So, the Legal Services Commission has suspended The Shaftesbury Group’s contract to provide telephone advice at the police station.

This comes a fortnight after we revealed that predecessor firm Bostalls - owned and run by the same people as Shaftesbury - had been placed into liquidation, leaving the taxpayer tens of thousands of pounds out of pocket.

This curious affair – Bostalls/Shaftesbury owner Andy Scripture says he set up the new company because he wanted to distribute golfing aids from Thailand – is surely deserving of further scrutiny.

Back in 2007, the then Law Society president wrote to the Solicitors Regulation Authority outlining a raft of concerns about granting a waiver to Bostalls, which allowed it to operate despite the fact that it was not owned by a solicitor.

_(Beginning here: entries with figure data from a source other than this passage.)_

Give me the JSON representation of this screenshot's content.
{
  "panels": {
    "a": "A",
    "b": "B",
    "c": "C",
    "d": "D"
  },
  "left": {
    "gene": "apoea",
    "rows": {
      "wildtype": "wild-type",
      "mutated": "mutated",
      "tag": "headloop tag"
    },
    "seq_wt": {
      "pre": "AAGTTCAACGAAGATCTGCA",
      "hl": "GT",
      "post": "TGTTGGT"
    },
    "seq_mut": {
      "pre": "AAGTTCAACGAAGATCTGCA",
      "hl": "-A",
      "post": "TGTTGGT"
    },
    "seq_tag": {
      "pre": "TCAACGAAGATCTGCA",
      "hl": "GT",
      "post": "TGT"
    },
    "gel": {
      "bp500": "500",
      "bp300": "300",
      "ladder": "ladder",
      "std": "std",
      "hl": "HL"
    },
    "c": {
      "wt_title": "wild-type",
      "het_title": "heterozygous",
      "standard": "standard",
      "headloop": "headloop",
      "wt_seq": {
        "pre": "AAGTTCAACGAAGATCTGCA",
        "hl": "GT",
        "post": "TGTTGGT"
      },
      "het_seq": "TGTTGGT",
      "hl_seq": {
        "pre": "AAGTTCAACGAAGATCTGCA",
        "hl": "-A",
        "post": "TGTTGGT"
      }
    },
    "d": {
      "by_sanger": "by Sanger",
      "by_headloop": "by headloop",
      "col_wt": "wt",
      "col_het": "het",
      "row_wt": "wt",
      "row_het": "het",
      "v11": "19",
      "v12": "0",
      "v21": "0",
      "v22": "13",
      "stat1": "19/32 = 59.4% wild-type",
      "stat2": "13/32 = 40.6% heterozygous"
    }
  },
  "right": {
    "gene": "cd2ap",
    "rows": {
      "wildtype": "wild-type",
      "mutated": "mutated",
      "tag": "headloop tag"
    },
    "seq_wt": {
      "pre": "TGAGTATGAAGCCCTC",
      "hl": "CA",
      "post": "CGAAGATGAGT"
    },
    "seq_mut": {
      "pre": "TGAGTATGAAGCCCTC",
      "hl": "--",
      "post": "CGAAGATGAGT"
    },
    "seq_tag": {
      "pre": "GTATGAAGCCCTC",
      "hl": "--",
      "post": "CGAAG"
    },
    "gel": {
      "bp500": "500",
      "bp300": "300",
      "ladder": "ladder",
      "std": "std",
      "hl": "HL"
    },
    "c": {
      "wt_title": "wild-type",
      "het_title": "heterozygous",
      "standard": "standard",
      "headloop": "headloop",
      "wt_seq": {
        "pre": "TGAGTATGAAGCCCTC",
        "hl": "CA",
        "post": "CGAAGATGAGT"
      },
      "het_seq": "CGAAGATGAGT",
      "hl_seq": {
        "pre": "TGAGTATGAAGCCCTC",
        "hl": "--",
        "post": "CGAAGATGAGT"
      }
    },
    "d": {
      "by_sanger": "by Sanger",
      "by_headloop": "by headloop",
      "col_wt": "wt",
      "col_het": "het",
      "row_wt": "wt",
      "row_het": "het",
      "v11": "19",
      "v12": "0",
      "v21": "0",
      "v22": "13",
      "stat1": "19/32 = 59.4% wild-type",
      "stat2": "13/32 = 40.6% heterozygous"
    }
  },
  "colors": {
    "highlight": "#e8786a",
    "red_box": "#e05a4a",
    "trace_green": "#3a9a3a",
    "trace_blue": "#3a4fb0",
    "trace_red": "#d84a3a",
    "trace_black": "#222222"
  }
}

Chancery Lane focused on the fact that the agency was an unregulated commercial body and the move pre-empted the establishment of alternative business structures.

‘There will be significant risks involved in the provision of legal advice by an organisation run and almost entirely staffed by non-solicitors,’ the Society’s legal aid manager Richard Miller said at the time.

How prophetic those words now appear.

The LSC won’t say why it has imposed the suspension, while the SRA is likely to face the awkward decision of whether to grant another waiver, this time to Shaftesbury.

We await that decision with interest.